Chief Economic Advisor (CEA) to the Government of India, Dr V Anantha Nageswaran has said the real gross domestic product (GDP) growth for the year ending March 2023 (FY23) was 7.2 per cent, which surpassed expectations, as the underlying momentum in the economy was quite strong. He said while goods exports were on the weaker side in FY23 due to the war in Ukraine and oil price rise, services exports did very well for the country. He pointed out that the data shows that India's 4th quarter GDP of 6.1 per cent was actually much better than several other countries at this point.
The CEA acknowledged that merchandise export growth was something which needed continued efforts to maintain in order to keep India’s market share or gain the market share. He said ‘That's where the industry has to invest in R&D, has to do better marketing etc and diversify our product range and focus on quality. It's going to be a hard grind for the rest of the decade because global growth is not going to be very strong in the rest of the decade but services sector growth is surprisingly doing well for us because many companies now rely on India not only for IT enabled services, but others as well.’

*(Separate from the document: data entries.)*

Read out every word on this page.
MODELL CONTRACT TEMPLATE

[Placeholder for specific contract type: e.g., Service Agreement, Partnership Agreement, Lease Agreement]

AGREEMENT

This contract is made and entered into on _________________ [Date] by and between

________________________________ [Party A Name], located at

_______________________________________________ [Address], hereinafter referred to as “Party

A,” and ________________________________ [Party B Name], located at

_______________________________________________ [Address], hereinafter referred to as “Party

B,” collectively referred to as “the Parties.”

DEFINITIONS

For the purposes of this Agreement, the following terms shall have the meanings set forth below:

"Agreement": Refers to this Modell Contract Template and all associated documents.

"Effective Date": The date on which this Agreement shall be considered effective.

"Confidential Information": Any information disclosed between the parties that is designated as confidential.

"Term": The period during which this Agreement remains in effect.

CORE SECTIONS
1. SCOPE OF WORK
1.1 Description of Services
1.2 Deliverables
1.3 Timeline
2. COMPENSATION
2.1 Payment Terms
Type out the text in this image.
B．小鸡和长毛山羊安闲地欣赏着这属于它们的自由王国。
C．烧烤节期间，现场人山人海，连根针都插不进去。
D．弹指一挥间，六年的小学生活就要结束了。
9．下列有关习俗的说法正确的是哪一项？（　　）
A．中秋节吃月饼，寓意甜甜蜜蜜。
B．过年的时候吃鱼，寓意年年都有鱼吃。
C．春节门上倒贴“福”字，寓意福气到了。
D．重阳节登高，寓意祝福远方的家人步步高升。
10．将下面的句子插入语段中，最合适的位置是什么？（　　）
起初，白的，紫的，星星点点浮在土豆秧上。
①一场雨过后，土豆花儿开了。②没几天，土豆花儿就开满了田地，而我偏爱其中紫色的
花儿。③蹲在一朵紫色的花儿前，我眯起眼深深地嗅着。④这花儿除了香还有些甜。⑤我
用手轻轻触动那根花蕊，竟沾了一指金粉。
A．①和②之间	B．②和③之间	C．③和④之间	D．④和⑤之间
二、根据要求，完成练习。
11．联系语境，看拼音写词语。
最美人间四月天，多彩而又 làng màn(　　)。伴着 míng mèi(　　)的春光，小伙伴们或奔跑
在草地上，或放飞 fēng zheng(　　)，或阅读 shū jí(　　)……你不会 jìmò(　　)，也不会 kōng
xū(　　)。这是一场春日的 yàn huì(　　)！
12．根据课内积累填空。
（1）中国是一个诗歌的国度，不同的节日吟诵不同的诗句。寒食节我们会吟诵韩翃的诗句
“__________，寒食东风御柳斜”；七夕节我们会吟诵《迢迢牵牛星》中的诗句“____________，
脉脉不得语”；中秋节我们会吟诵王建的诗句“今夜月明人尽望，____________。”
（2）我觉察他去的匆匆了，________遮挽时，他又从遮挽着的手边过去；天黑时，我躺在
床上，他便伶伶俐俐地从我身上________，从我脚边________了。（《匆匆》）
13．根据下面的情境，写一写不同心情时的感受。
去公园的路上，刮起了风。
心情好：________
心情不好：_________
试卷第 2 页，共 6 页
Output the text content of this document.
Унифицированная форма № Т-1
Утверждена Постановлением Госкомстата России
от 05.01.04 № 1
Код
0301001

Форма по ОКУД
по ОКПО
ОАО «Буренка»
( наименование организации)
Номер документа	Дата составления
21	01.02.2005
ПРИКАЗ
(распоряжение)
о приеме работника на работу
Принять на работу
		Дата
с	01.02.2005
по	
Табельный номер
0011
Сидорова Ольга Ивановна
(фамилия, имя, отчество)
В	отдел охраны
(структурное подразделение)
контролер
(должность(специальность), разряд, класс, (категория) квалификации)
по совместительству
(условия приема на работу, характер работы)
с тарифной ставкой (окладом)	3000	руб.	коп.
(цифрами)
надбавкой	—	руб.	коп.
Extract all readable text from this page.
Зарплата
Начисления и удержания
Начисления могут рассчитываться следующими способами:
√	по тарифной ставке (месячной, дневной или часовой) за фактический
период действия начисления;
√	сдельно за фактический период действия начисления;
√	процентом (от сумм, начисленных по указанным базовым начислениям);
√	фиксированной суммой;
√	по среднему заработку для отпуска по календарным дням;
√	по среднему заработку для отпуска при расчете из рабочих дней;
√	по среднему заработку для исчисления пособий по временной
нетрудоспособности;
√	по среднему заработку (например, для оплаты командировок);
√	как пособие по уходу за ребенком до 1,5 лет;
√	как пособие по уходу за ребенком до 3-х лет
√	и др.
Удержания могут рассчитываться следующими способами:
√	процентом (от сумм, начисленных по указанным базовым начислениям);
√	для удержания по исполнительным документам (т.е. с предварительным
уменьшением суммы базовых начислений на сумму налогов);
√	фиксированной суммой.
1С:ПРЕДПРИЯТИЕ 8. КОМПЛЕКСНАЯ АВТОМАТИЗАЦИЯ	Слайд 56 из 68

Besides, talking about the wholesale price index's deduction, he said it was not a drawback nor a drag on growth but it is actually going to lower input cost for our businesses as well. He stated ‘The Wholesale price index is coming down because of the slowdown in oil prices and the slowdown in food prices and in fact it is now negative. So people think when the wholesale prices come down, it may lead to a slowdown in GDP growth. Yes. We are expecting 6.5 per cent GDP growth which is lower than last year's 7.2 per cent. But that is the trend growth that India will continue to achieve. In fact this number can be higher if the export sector also performs, but that is going to be a challenge.’